Technical Abstract: Sugarcane (Saccharum spp. hybrids) is one of the most important commercial crops for sugar, ethanol and other byproducts production; therefore, it is of great significance to carry out genetic research. Assessing of the genetic population structure and diversity plays a vital role for managing genetic resources and gene mapping. In this study we used 22 pairs of fluorescence-labeled highly polymorphic SSR primers and a capillary electrophoresis (CE) detection system to assess the population structure among 196 sugarcane accessions, including 34 S. officinarum, 69 S. spontaneum, 17 S. robustum, 25 S. barberi, 13 S. sinense, 2 S. edule, and 36 Saccharum spp. hybrids.
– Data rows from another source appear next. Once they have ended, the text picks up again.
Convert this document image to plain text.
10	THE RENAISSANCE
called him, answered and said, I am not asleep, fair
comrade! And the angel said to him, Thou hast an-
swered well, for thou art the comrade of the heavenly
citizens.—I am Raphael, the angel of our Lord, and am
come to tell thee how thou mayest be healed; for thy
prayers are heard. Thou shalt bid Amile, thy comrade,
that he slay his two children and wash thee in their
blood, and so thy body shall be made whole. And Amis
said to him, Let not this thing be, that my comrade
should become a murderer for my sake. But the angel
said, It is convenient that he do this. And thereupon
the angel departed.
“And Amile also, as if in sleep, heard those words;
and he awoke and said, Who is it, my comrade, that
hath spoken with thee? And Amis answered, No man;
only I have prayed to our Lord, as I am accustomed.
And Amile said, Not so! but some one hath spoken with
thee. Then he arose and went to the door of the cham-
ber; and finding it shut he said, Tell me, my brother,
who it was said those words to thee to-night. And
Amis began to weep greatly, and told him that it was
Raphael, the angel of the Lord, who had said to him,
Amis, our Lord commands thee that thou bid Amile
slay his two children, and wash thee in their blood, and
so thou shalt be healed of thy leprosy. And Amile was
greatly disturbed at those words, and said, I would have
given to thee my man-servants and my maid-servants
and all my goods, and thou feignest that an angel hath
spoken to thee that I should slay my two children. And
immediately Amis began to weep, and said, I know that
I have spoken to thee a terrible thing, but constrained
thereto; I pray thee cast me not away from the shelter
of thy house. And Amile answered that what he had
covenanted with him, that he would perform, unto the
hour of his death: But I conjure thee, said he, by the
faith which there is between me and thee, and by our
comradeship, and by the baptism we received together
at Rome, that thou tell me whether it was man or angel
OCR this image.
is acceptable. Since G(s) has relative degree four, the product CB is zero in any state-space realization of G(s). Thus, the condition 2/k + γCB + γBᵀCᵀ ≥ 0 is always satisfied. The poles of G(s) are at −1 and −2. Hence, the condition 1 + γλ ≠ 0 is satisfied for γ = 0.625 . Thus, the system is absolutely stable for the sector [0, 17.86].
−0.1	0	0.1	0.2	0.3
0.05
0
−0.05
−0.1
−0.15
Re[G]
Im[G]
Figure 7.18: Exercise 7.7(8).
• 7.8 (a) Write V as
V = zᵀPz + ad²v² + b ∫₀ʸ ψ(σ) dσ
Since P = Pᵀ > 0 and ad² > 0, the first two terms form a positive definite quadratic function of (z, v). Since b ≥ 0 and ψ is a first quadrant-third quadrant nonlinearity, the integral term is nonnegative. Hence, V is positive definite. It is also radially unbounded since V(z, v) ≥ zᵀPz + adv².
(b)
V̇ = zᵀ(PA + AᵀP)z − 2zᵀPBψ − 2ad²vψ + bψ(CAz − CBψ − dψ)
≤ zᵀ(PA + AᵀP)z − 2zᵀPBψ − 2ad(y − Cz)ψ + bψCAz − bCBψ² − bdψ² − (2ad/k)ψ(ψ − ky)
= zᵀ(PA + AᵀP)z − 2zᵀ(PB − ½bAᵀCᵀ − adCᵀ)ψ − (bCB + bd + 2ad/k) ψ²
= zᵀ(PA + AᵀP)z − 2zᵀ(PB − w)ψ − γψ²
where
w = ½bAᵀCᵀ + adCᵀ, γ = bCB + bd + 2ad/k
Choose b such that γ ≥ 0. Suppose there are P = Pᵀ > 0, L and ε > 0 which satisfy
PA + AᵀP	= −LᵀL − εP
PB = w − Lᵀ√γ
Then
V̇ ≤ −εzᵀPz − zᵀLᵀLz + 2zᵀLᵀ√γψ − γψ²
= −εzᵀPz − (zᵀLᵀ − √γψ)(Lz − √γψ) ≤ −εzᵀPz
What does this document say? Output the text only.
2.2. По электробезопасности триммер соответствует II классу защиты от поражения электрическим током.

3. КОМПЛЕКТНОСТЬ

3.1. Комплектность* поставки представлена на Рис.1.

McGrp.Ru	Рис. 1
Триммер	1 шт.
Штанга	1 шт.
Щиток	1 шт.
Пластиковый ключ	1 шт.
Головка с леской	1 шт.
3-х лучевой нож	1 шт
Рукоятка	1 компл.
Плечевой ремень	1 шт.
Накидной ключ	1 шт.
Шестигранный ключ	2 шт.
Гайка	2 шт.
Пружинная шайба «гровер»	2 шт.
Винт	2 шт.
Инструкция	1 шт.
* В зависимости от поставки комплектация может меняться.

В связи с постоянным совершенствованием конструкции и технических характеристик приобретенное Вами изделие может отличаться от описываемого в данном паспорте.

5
A total of 624 polymorphic SSR alleles were identified by CE with 109 new alleles. Three approaches (model-based clustering, principal component analysis, and phylogenetic analysis) were conducted for population structure and genetic diversity analyses and the results showed that these 196 accessions were grouped into either three or eight sub-populations (Q/q). Phylogenetic analysis indicated that most accessions in each species merged; the species S. barberi and S. sinense formed a group; the accessions of four species, namely, S. robustum, S. barberi, S. spontaneum and, S. edule merged with sugarcane hybrids into the second group; and S. officinarum was located between the two groups. Two-way chi-square tests derived a total of 24 species-specific or species-associated SSR alleles, including four each for S. officinarum, S. spontaneum, S. barberi, and S. sinense, five for S. robustum. and three for Saccharum spp. hybrids, which have a wide application value in sugarcane species identification. The results of this study would contribute to future genetic study of the Saccharum genus and provide information on how to use these sugarcane germplasm accessions in breeding and resource broadening.